Factor taxes into your retirement income strategy.

Take $500,000 per couple in gains on the sale of your home, tax free.

Don’t be afraid to deduct a legitimate home office—you can now claim up to $1,500 a year, with minimal recordkeeping.

Review the assumptions an ex-employer has made in calculating your pension. Mistakes aren’t unusual.

Keep 5% of your portfolio in gold.

Own gold through ETFs like GLD.

When pundits declare the death of “buy-and-hold” it could well be the sign of a market bottom.

Warren Buffett: “It’s optimism that is the enemy of the rational buyer.”

Burton Malkiel: “ ‘Efficient markets’ does not mean that the price of every security at every moment in time is correct.”

Look for undiscovered stocks with market caps between $1 billion and $10 billion.
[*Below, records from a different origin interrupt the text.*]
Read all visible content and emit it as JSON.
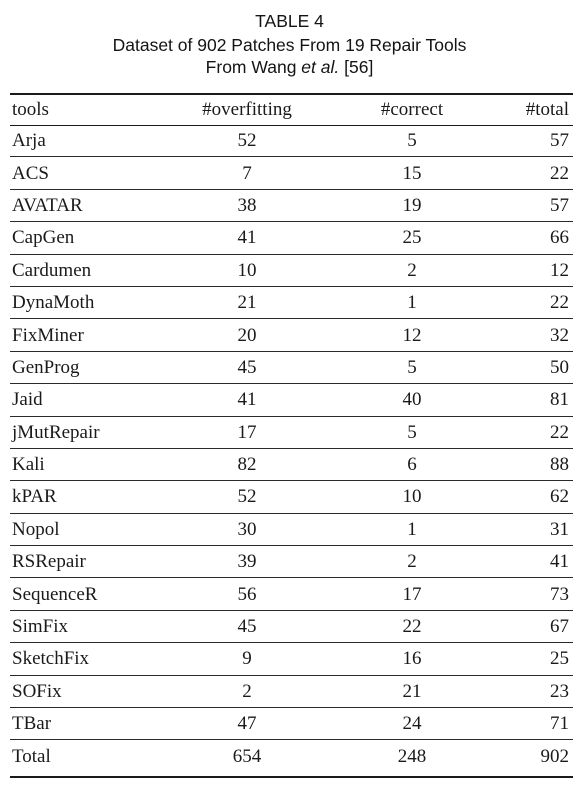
{
  "caption": {
    "label": "TABLE 4",
    "line2": "Dataset of 902 Patches From 19 Repair Tools",
    "line3_prefix": "From Wang ",
    "line3_italic": "et al.",
    "line3_suffix": " [56]"
  },
  "table": {
    "headers": [
      "tools",
      "#overfitting",
      "#correct",
      "#total"
    ],
    "rows": [
      [
        "Arja",
        "52",
        "5",
        "57"
      ],
      [
        "ACS",
        "7",
        "15",
        "22"
      ],
      [
        "AVATAR",
        "38",
        "19",
        "57"
      ],
      [
        "CapGen",
        "41",
        "25",
        "66"
      ],
      [
        "Cardumen",
        "10",
        "2",
        "12"
      ],
      [
        "DynaMoth",
        "21",
        "1",
        "22"
      ],
      [
        "FixMiner",
        "20",
        "12",
        "32"
      ],
      [
        "GenProg",
        "45",
        "5",
        "50"
      ],
      [
        "Jaid",
        "41",
        "40",
        "81"
      ],
      [
        "jMutRepair",
        "17",
        "5",
        "22"
      ],
      [
        "Kali",
        "82",
        "6",
        "88"
      ],
      [
        "kPAR",
        "52",
        "10",
        "62"
      ],
      [
        "Nopol",
        "30",
        "1",
        "31"
      ],
      [
        "RSRepair",
        "39",
        "2",
        "41"
      ],
      [
        "SequenceR",
        "56",
        "17",
        "73"
      ],
      [
        "SimFix",
        "45",
        "22",
        "67"
      ],
      [
        "SketchFix",
        "9",
        "16",
        "25"
      ],
      [
        "SOFix",
        "2",
        "21",
        "23"
      ],
      [
        "TBar",
        "47",
        "24",
        "71"
      ]
    ],
    "total": [
      "Total",
      "654",
      "248",
      "902"
    ]
  }
}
Understand how the businesses you invest in make money.

If the short sellers are swarming around your stock, investigate the bears’ thesis.

When company insiders buy, you should, too.


Benjamin Graham: Those who want “freedom from concern” must accept lower returns.

Warren Buffett: It is “far better to buy a wonderful business at a fair price than to buy a fair business at a wonderful price.”

Burton Malkiel: “Avoid the temptation to follow the herd.”

Steve Jobs: “Your time is limited, so don’t waste it living someone else’s life.”